Okay, it's about taking your bike on a commercial aircraft. The International Bicycle Fund is all hot over some significant price increases in bicycles-as-luggage charges, and has issued a press release:
While some of the airlines are talking green, they are simultaneous working to undermine green choices by their customers!

In the dark of winter, the airlines have effectively increased cost of a trans-Atlantic ticket for a bicyclist by as much as $300. If the base ticket price is $900 that is over a 30% increase in the cost of travel.

Prior to January of 2007 most airlines let bicycles on trans-Atlantic and trans-Pacific flights fly free, in lieu of one piece of baggage (as long as they were within the two-bag limit and underweight limit of 30kg). Early in 2007, most of the world’s airlines seem to have entered into collusion and simultaneously changed their baggage regulations for bicycles. By February of 2007 the regulations, for most airlines, call for all bicycles being charged on these flights. The charges range from $80 to $160 each way -- $160 to $320 roundtrip!

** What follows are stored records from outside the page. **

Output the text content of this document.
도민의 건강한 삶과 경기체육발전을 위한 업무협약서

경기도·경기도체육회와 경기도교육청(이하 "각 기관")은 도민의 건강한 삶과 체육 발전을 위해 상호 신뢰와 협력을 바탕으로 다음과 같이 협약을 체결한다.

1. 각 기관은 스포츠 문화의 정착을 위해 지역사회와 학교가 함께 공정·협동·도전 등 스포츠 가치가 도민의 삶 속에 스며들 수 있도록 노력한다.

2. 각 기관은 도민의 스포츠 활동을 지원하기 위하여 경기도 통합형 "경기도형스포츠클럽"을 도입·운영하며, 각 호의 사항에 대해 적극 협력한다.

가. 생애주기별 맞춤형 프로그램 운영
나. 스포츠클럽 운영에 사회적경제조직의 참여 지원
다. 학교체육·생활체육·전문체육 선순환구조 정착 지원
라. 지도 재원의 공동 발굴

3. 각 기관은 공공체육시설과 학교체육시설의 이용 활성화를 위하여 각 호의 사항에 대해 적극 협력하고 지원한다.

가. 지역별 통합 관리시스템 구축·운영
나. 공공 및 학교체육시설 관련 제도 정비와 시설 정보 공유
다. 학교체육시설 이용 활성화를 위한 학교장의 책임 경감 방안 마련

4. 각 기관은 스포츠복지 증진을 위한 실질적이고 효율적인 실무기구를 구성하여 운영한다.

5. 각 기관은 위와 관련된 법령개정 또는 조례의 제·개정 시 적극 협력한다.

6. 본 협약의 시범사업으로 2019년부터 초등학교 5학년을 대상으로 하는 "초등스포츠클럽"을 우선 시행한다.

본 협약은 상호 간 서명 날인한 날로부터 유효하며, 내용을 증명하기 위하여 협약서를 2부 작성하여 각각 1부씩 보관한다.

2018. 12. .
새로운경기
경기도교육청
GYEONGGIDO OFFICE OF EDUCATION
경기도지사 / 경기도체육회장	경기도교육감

It is not a weight issues because many of their lean bicycling customers plus their bikes are going to weigh less than many of their other customers without any bags. It is not a size issue because today’s modern airplanes can, and have, easily accommodated bicycles. And, if is a bottom line issue, the airlines are delusional, because there aren’t enough bikes flying to make a visible difference in there revenue.

The work around for the bicyclists is not as easy as renting a bike at their destinations. There are very few rental bikes available in the world that are suitable for serious environmentally-friendly, multi-day, long distance, bike touring.

For more information on flying with a bicycle see

I understand that sometimes if you want to get to a particular place, it is simplest to fly, especially for those of us who work regular jobs, which don't come with much vacation time these days. But air is possibly the most environmentally-devastating way to travel, so I'd suggest that if it is possible, go there by train.

For overseas trips there's little choice, but boat travel will probably make a comeback as fuel prices continue to climb, and global warming effects become more in-your-face. But explore the possibilities. Trains can be wonderful (though in the western US they seem never to run on time), and there are still passenger freighters that will take you across the ocean in a more adventuresome way than any flying cigar tube can.

And door-to-door bike touring rocks, if you've got the time!